Hello Richard Aiken,
 
The USN developed the Deep Sea Rescue Vessel (DSRV) to get the crew off.
 
Tom R
 

From: "Richard Aiken" <xxxxxx@gmail.com>
To: "TML" <xxxxxx@simplelists.com>
Sent: Saturday, February 20, 2016 8:03:42 PM
Subject: Re: Off-topic - tracking enemy vessels, was Re: [TML] Instant city

From: xxxxxx@shadowgard.com
As I recall, from even unclassified material, it's pretty clear that
there's a wide gap between max depth at which a recue bell can work,
and "crush depth" for modern subs. Especially given that actual crush
depths are classified.

It strikes me that the Navy could build an extendible shaft into an extension on the back of every submarine conning tower, then give this the end of this shaft a multi-axis docking collar. Then when a sub goes down, another sub of the same class (and thus crush depth) could come to its rescue within a matter hours or at most a couple/ of days. No need for limited-capability specialized equipment.
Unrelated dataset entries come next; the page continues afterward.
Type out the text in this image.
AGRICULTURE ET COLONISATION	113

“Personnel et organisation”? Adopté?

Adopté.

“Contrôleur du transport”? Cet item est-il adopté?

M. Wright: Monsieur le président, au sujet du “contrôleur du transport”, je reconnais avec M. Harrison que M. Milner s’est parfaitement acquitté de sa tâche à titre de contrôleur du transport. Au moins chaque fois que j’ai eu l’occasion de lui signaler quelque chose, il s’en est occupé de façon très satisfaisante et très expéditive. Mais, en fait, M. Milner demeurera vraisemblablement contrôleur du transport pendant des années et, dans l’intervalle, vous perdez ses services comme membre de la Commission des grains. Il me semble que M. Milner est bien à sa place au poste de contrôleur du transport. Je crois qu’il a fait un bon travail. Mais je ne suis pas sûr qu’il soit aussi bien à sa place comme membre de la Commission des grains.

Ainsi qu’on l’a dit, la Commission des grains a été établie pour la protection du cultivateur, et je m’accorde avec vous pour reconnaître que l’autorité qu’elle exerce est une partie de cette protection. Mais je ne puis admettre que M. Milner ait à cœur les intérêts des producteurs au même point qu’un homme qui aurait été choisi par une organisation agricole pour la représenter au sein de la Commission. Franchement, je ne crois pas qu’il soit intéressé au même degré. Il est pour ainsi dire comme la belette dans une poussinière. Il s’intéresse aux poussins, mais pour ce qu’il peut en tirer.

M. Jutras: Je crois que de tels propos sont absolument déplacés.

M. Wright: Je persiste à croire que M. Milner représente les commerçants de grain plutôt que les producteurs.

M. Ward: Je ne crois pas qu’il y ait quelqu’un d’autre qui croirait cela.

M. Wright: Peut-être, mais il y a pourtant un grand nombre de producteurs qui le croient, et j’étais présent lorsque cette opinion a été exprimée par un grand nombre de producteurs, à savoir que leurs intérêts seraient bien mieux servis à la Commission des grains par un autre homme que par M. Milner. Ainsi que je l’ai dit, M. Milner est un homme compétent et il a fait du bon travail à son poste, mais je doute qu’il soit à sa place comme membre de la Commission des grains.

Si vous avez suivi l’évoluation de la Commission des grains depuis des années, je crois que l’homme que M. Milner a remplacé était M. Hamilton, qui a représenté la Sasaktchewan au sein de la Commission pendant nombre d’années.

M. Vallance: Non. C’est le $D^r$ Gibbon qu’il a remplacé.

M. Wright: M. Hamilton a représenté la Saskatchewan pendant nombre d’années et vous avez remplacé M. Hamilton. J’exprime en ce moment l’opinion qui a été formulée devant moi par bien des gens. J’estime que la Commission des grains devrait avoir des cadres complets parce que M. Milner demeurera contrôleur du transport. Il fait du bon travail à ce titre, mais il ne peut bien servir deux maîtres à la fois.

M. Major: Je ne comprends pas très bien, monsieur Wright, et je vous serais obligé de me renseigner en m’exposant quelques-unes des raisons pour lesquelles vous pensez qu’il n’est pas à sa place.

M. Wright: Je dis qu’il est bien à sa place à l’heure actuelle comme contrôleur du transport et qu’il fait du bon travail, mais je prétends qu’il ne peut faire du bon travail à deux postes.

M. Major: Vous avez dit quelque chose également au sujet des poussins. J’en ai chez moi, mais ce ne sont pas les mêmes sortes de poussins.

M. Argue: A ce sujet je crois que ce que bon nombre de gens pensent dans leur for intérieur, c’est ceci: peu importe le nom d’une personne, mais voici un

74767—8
I can see three reasons why the Navy might not want to go that route:

1) Expense - The cost of designing, building and installing such shaft/collars across the submarine fleet would be very high. But is it more than what would it cost to replace an entire trained submarine crew or two?
2) Difficult of Installation - Retrofitting something like this to an existing pressure hull would be a very ticklish business. But installing one in a new-built sub should be much less difficult.
3) Classified Crush Depths - Actually using the installation to rescue a sub would necessarily reveal how deep a sub could go before hull failure (since Everybody And His Cousin would send vessels into the area - which would necessarily be in international waters - to monitor the operation). Just abandoning the crew to their fate might be seen as a better course than revealing this information.

I suspect that this last consideration - classified crush depths - may be the reason that the current rescue equipment can only operate in relatively shallow water. After all, if we can build an entire enormous sub that can go X deep, why should we be unable to build a small rescue submersible that can get down to that same level? Particularly since the submersible need not be streamlined for high-speed travel and can thus have a spherical hull (rather than a structurally-weaker elongated one). 

--
Richard Aiken

"Never insult anyone by accident."  Robert A. Heinlein
"I studied the Koran a great deal. I came away from that study with the conviction there have been few religions in the world as deadly to men as Muhammed." Alexis de Tocqueville (1843)
"We know a little about a lot of things; just enough to make us dangerous." Dean Winchester
"It has been my experience that a gun doesn't care who pulls its trigger." Newton Knight (as portrayed by Matthew McConaughey), to a scoffing Confederate tax collector facing the weapons held by Knight's young children and wife.